Following World War II, both brother expressed feelings of guilt, gravity, and moral reckoning over the atomic weapon they had worked to create.

"One quote from Frank is that when he heard the radio announcement that they dropped a bomb over Hiroshima, his very first thought was, 'Oh, thank God it worked,'" actor Dylan Arnold, who plays Frank in the Oppenheimer movie, told Datebook regarding his research of Frank. "Then right after that, before that thought could even be completed, he thought, 'Oh, those poor, poor people.' It seemed like from my research, all of the scientists felt this immense guilt."

Communist ties

In 1947, the Washington Times-Herald published an article linking Frank to the Communist Party, which he first denied. He retracted his denial while testifying before the House Un-American Activities Committee, per his obituary.

During his testimony, Frank Oppenheimer said that he and his wife had joined the Communist Party in 1937 and left in 1940, after feeling the party had failed to produce a satisfying solution to unemployment, per Time's reporting.

The ensuing public backlash regarding this affiliation led to Frank's resignation from his faculty position at the University of Minnesota. He was 36 at the time.

Though J. Robert Oppenehimer never joined Communist Party, other close associates of his were also members, including romantic interests Katherine Puening and Jean Tatlock.

Frank Oppenheimer (Shirley Streshinsky / Getty Images)
Frank Oppenheimer (Shirley Streshinsky / Getty Images)

What happened to Frank Oppenheimer?

Unable to find work in academia, Frank Oppenheimer spent the following decade as a cattle rancher and high school science teacher in Colorado.

Returning to particle physics research in 1959 at the University of Colorado, Frank also worked on developing science pedagogical methods, created a "Library of Experiments" that formed the basis of the institution he would soon establish in San Francisco. The Exploratorium is an interactive science museum that received over 300,000 visitors in 2022.

In 1965, Frank Oppenheimer won a Guggenheim fellowship that took him to Europe, where he explored European museums and developed an idea to build his own in the U.S.

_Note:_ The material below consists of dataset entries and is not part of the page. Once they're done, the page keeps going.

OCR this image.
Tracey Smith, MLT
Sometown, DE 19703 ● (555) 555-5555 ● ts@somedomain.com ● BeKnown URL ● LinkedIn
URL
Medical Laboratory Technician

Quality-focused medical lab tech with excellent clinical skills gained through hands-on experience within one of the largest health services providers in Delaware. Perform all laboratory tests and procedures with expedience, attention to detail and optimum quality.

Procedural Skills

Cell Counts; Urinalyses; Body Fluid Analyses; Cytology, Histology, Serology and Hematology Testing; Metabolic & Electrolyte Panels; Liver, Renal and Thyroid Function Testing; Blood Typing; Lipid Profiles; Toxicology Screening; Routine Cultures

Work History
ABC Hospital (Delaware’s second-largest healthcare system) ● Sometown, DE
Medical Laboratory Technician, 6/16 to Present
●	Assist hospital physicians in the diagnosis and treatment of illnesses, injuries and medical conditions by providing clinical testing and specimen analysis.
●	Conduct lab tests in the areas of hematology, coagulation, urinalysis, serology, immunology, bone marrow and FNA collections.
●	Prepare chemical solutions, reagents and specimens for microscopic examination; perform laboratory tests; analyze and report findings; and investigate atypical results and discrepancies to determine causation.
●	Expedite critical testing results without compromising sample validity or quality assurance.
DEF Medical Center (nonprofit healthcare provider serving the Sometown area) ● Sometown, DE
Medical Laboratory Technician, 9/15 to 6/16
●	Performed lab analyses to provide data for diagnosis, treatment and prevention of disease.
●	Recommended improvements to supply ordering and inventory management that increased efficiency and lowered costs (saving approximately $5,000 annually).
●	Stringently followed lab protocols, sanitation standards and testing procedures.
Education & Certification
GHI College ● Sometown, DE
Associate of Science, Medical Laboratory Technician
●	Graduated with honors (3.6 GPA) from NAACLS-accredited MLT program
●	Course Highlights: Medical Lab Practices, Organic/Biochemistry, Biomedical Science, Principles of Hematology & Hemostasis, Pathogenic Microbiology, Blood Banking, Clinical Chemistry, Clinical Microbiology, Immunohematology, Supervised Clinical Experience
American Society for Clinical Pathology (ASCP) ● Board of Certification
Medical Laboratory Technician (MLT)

"It differs in a number of respects," said Frank Oppeneheimer in his interview with Weiner regarding the Exploratorium's role among science museums. "One is that it doesn’t try to glorify anything, and I think a lot of science museums do ... Another factor was my thinking about the role of perception, as the core which would be available to all kinds of people, and which would not be considered unadulterated science."

Dr. Frank P. Oppenheimer (Bettmann / Bettmann Archive)
Dr. Frank P. Oppenheimer (Bettmann / Bettmann Archive)

Frank Oppenheimer founded the Exploratorium in 1969 and served as its director until his death from lung cancer in 1985.

"Everything that had ever happened to him in his life went into the Exploratorium, from his childhood to his work on the atomic bomb to his being exiled from physics after the war," science writer K.C. Cole, who was personally mentored by Frank Oppenheimer, told NPR.

“He never was reconciled,” she added. “He wasn’t the only physicist who has never reconciled. But he was never reconciled with the fact that he worked on the bomb.”